Are You Really Hungry?

Joshua Fitch

WASHINGTON – What causes a person to go from hunger to total hunger? This combination of hunger and anger is more than a drop in blood sugar. According to research by the American Psychological Association, it can be a complex emotional reaction that involves interactions between biology, personality, and the environment.
“We all know that hunger can sometimes affect our emotions and perceptions of the world around us, but only recently has the term” hunger “, which means being poorly adjusted or disturbed by hunger, been accepted by the Oxford Dictionary,” the authors say main Jennifer MacCormack. MA, a Ph.D. student at the University of North Carolina’s Institute of Psychology and Neuroscience at Chapel Hill. “Our research aims to better understand the psychological mechanisms of the emotional state caused by hunger – if you feel hungry.”
This study was published in the journal Emotion®.
When you are hungry, MacCormack says two important factors determine whether hunger contributes to negative emotions: context and self-confidence.
“They aren’t just hungry and don’t start peering around the universe,” said Christian professor Lindquist, Ph.D., co-author of the study. “We all feel hungry, we recognize the problem as being hungry, we eat sandwiches and we feel better. We find that feelings of hunger occur when you are in trouble due to hunger, but you interpret these feelings as intense Emotions for other people or situations where you are. “”
First, the researchers conducted two online experiments with more than 400 people from the United States. Depending on the experiment, participants are shown images that should evoke positive, neutral or negative emotions. Then they were shown ambiguous images, Chinese pictographs, and asked to rate symbols on a seven-point scale from pleasant to uncomfortable. Participants were also asked to report how hungry they were.
The researchers found that starving participants saw ambiguous Chinese pictograms as negative, but only after they were lured with negative images for the first time. There are no effects on neutral or positive images. “The idea is that negative images give people context to interpret their feelings of hunger, which means pictograms are uncomfortable,” McCormack said. “So, an uncomfortable situation seems to be something special that makes people hungry rather than, for example, pleasant or neutral.”
MacCormack isn’t just an environmental cause, it can affect whether you switch from hungry to hungry. People’s emotional awareness is also important. People who are more aware that their hunger manifests as emotions tend to become hungry.
In laboratory experiments with more than 200 students, the researchers asked participants to fast or eat first. After some students are asked to do writing exercises to focus on their emotions, all participants are asked to participate in scenarios that are intended to arouse negative emotions. Students are asked to do annoying exercises on a computer which, without realizing it, is programmed to crash just before graduating. Then one of the researchers entered the room and blamed students for a computer accident.
Participants were then asked to fill out questionnaires about emotions and their perceptions about the quality of the experiment. Researchers have found that hungry people report more uncomfortable emotions such as stress and hate if they don’t explicitly focus on their own emotions. These people also think that researchers who conduct experiments are more judgmental or abusive. Participants who spend time thinking about their emotions, even when they are hungry, do not report these changes in emotions or social perception.
“A well-known advertisement once said,” You are not in a time of hunger, “but our data shows that you can withdraw even if you only withdraw from the current situation and see how you feel when you do it, hungry,” McCormack said.

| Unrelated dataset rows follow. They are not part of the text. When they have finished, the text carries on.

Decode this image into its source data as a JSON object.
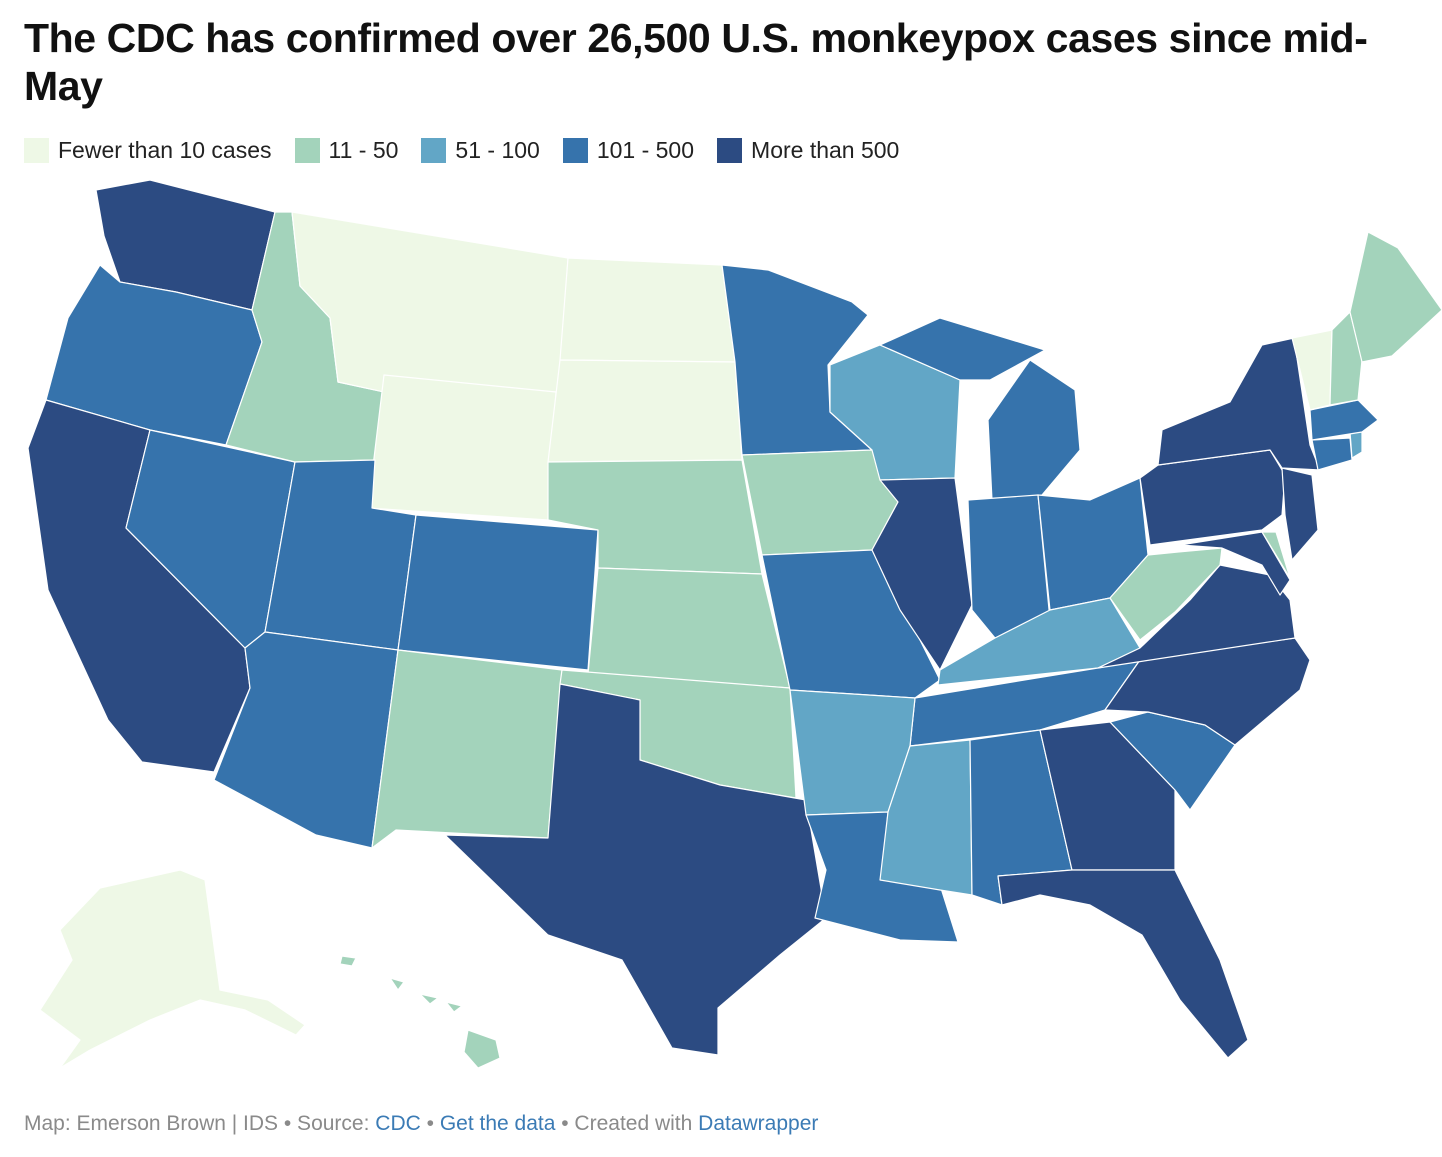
{
  "title": "The CDC has confirmed over 26,500 U.S. monkeypox cases since mid-May",
  "legend": [
    {
      "label": "Fewer than 10 cases",
      "color": "#eef8e6"
    },
    {
      "label": "11 - 50",
      "color": "#a3d3bb"
    },
    {
      "label": "51 - 100",
      "color": "#62a6c6"
    },
    {
      "label": "101 - 500",
      "color": "#3673ac"
    },
    {
      "label": "More than 500",
      "color": "#2c4b82"
    }
  ],
  "map_data": {
    "type": "choropleth",
    "region": "United States",
    "classes": [
      "Fewer than 10 cases",
      "11 - 50",
      "51 - 100",
      "101 - 500",
      "More than 500"
    ],
    "states": {
      "AK": 0,
      "MT": 0,
      "WY": 0,
      "ND": 0,
      "SD": 0,
      "VT": 0,
      "HI": 1,
      "ID": 1,
      "NE": 1,
      "KS": 1,
      "OK": 1,
      "NM": 1,
      "IA": 1,
      "WV": 1,
      "NH": 1,
      "ME": 1,
      "DE": 1,
      "WI": 2,
      "KY": 2,
      "AR": 2,
      "MS": 2,
      "RI": 2,
      "OR": 3,
      "NV": 3,
      "UT": 3,
      "CO": 3,
      "AZ": 3,
      "MN": 3,
      "MO": 3,
      "LA": 3,
      "MI": 3,
      "IN": 3,
      "OH": 3,
      "TN": 3,
      "AL": 3,
      "SC": 3,
      "MA": 3,
      "CT": 3,
      "WA": 4,
      "CA": 4,
      "TX": 4,
      "IL": 4,
      "GA": 4,
      "FL": 4,
      "NC": 4,
      "VA": 4,
      "MD": 4,
      "PA": 4,
      "NJ": 4,
      "NY": 4
    }
  },
  "footer": {
    "prefix": "Map: Emerson Brown | IDS • Source: ",
    "source_link": "CDC",
    "sep1": " • ",
    "data_link": "Get the data",
    "sep2": " • Created with ",
    "tool_link": "Datawrapper"
  }
}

According to MacCormack, this research emphasizes the relationship between body and mind. “Our bodies play an important role in shaping our experiences from time to time – perceptions and behaviors – whether we are hungry for full, tired for resting, or sick for health,” he said. “This means that it is important to pay attention to our bodies, pay attention to these bodily signals and not carry them on because they are not only important for our long-term mental health, but also the daily quality of our psychological and social experiences. Connections and work.”
Although this research focuses on hunger, MacCormack believes that these results can extend to other physical conditions that cause negative emotions, such as fatigue or inflammation. To confirm this, however, additional checks must be carried out.